Entre 1037 et 1041, lors du concile d’Arles, puis en 1054, lors du concile de Narbonne, la trêve de Dieu ajoute aux règles précédentes l’interdiction de guerroyer durant les périodes liturgiques, soit du mercredi soir au lundi matin et durant la période de l’Avent, à Noël, durant le Carême, à Pâques, à la Pentecôte et lors des fêtes des grands Saints et de la Sainte Vierge. Il ne reste que quatre-vingts jours dans l’année pour guerroyer.
C’est le début des hospices et des lieux d’hébergement pour les pèlerins ainsi que pour les personnes en errance ou chassées de leur terre. La trêve de Dieu introduit la condamnation de l’homicide entre chrétiens. C’est ce mouvement qui, dans les faits, instaure la paix médiévale. Il sera repris à leur compte par la noblesse et les rois.

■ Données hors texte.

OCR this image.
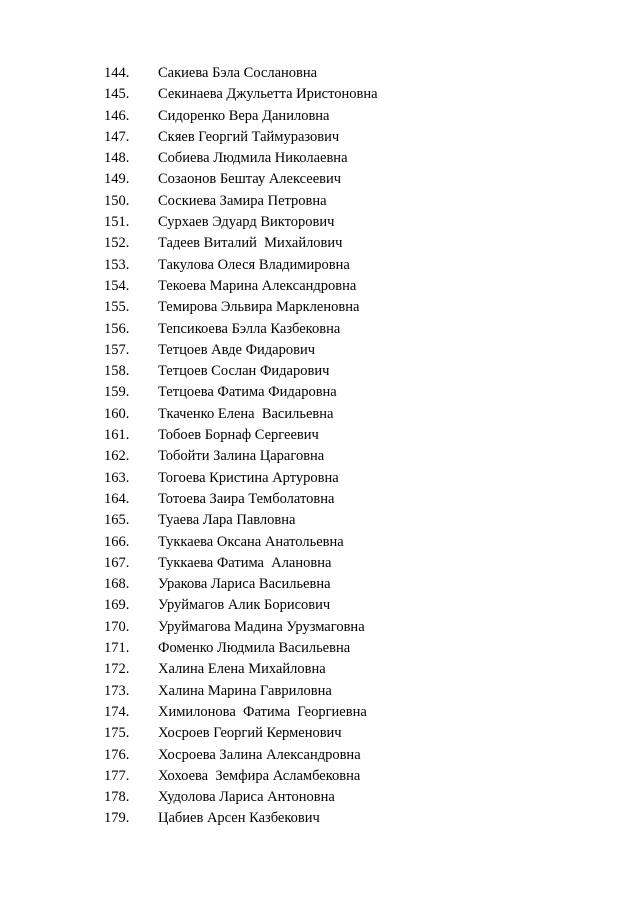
144.

Сакиева Бэла Сослановна

145.

Секинаева Джульетта Иристоновна

146.

Сидоренко Вера Даниловна

147.

Скяев Георгий Таймуразович

148.

Собиева Людмила Николаевна

149.

Созаонов Бештау Алексеевич

150.

Соскиева Замира Петровна

151.

Сурхаев Эдуард Викторович

152.

Тадеев Виталий  Михайлович

153.

Такулова Олеся Владимировна

154.

Текоева Марина Александровна

155.

Темирова Эльвира Маркленовна

156.

Тепсикоева Бэлла Казбековна

157.

Тетцоев Авде Фидарович

158.

Тетцоев Сослан Фидарович

159.

Тетцоева Фатима Фидаровна

160.

Ткаченко Елена  Васильевна

161.

Тобоев Борнаф Сергеевич

162.

Тобойти Залина Цараговна

163.

Тогоева Кристина Артуровна

164.

Тотоева Заира Темболатовна

165.

Туаева Лара Павловна

166.

Туккаева Оксана Анатольевна

167.

Туккаева Фатима  Алановна

168.

Уракова Лариса Васильевна

169.

Уруймагов Алик Борисович

170.

Уруймагова Мадина Урузмаговна

171.

Фоменко Людмила Васильевна

172.

Халина Елена Михайловна

173.

Халина Марина Гавриловна

174.

Химилонова  Фатима  Георгиевна

175.

Хосроев Георгий Керменович

176.

Хосроева Залина Александровна

177.

Хохоева  Земфира Асламбековна

178.

Худолова Лариса Антоновна

179.

Цабиев Арсен Казбекович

La guerre n’est pas pour autant abandonnée, en 1095, lors du concile de Clermont, le pape Urbain II déclare la première croisade, estimant que l’énergie des chevaliers devrait être utilisée pour de nobles causes. La trêve de Dieu est abandonnée au XIIIe siècle car l’ordre féodal est stable et les croisades sont lancées. En effet, si une guerre est juste, il n’y a pas lieu d’en interdire la pratique certains jours et si elle est injuste, elle doit être interdite, quel que soit le jour.
Finalement, les bases d’un État moderne ont été mises en premier par l’Église. Les trêves perdurent, notamment les trêves de Noël, qui sont occasionnelles et souvent locales car elles se négocient et ne peuvent s’imposer.